We can help you. Close your eyes. Or break the lantern. Yes, smash it. We can help you if it’s dark.

“Shut up!” He had to think. The thaumaturge’s maze still trapped him and he had no idea how to get out of it. Didn’t much like the thought of squeezing back through walls of broken glass with these demons at his heels. Better if he found another way.

There is another way. A safe way. Break the lantern and we’ll show you.

Mr. Nettle studied the room. The rafters were too high to reach, and the floorboards looked too solid to smash through. Maybe he could climb one of the partitions, step across the tops of them to the edges of the room? He cursed himself for having left his backpack outside.

Something cold touched his hand. He lashed out.

At empty air.

The voices wheeled around him, laughing.

Mr. Nettle circled slowly. Movement everywhere, but he couldn’t seem to get a clear look at whatever was moving, as though the air shifted and blurred around indistinct shapes. Shadows that weren’t shadows when he looked; figures that evaporated, became whorls of grain in the partition walls.

Overhead, the lantern flickered and dimmed, and in that moment Mr.
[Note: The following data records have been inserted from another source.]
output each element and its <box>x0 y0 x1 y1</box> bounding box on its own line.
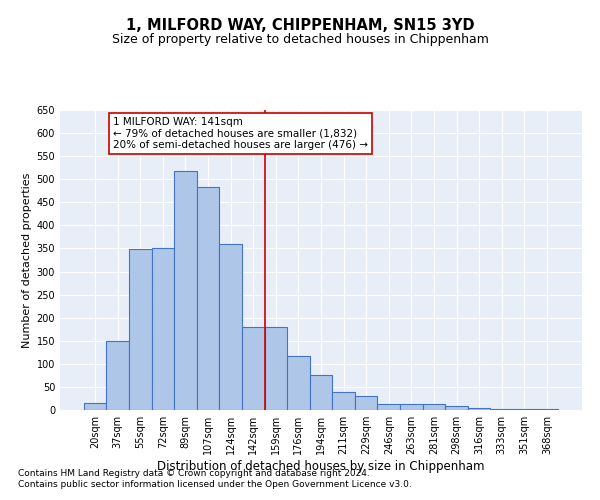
Bar <box>377 404 400 410</box>
Bar <box>84 403 106 410</box>
Bar <box>242 327 265 410</box>
Text: Contains HM Land Registry data © Crown copyright and database right 2024.: Contains HM Land Registry data © Crown c… <box>18 468 370 477</box>
Bar <box>287 356 310 410</box>
Text: 1 MILFORD WAY: 141sqm
← 79% of detached houses are smaller (1,832)
20% of semi-d: 1 MILFORD WAY: 141sqm ← 79% of detached … <box>113 117 368 150</box>
Bar <box>332 392 355 410</box>
Bar <box>220 244 242 410</box>
Bar <box>468 408 490 410</box>
Bar <box>174 172 197 410</box>
Bar <box>445 406 468 410</box>
Bar <box>197 187 220 410</box>
Bar <box>152 248 174 410</box>
Text: Contains public sector information licensed under the Open Government Licence v3: Contains public sector information licen… <box>18 480 412 489</box>
Bar <box>310 375 332 410</box>
X-axis label: Distribution of detached houses by size in Chippenham: Distribution of detached houses by size … <box>157 460 485 473</box>
Bar <box>106 341 129 410</box>
Bar <box>265 327 287 410</box>
Bar <box>400 404 422 410</box>
Text: 1, MILFORD WAY, CHIPPENHAM, SN15 3YD: 1, MILFORD WAY, CHIPPENHAM, SN15 3YD <box>126 18 474 32</box>
Text: Size of property relative to detached houses in Chippenham: Size of property relative to detached ho… <box>112 32 488 46</box>
Bar <box>422 404 445 410</box>
Bar <box>490 408 513 410</box>
Bar <box>355 396 377 410</box>
Y-axis label: Number of detached properties: Number of detached properties <box>22 172 32 348</box>
Bar <box>513 408 536 410</box>
Bar <box>129 250 152 410</box>
Bar <box>536 408 558 410</box>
Nettle glimpsed them: thin men with white faces and red grins. They were standing in a circle around him.

He ran to the nearest partition, grabbed the top of it, and hauled himself up.

Glass bit his fingers: the other side of the wood was evilly sharp. He hoisted one knee up and crouched on the top of the partition. The maze now looked smaller than it had appeared from below, not more than fifty feet square, but the complexity of it stunned him. Narrow corridors crammed together, running in every direction. Square spirals, L-shapes, and S-shapes. Countless dead ends. And all laced with blood-red glass. Twenty paces away, the door where he’d come in; and beside the door, the room’s single window. If he was careful, he could hop across the top of the maze to reach it. Slowly, he stood. The top of the partition was only two inches wide.

Cheat, the voices howled. Cheat, cheat, cheat .

Mr. Nettle stepped across to the adjacent partition, wavered for a second. He sensed the air shift, push him, as though trying to throw him off balance, and he flung his arms out. For several heartbeats he stood there, knees trembling, certain he was going to fall. But he recovered his balance. Then a deep breath, and another step. The partition groaned, wobbled, and his insides lurched. His heart was pounding. The maze of glass glistened below him, like walls of teeth that seemed to grin, salivate.

Cheat, cheat, cheat. The demons’ fury was palpable. Icy breaths caressed Mr. Nettle’s face. Unseen things thrashed around him. He stepped to the next partition. The wood cracked, but held. Mr. Nettle swayed for a sickening moment. Corridors of glass tilted and pitched. He took another step. Another.

He was halfway across when the lantern went out, and plunged the room into darkness.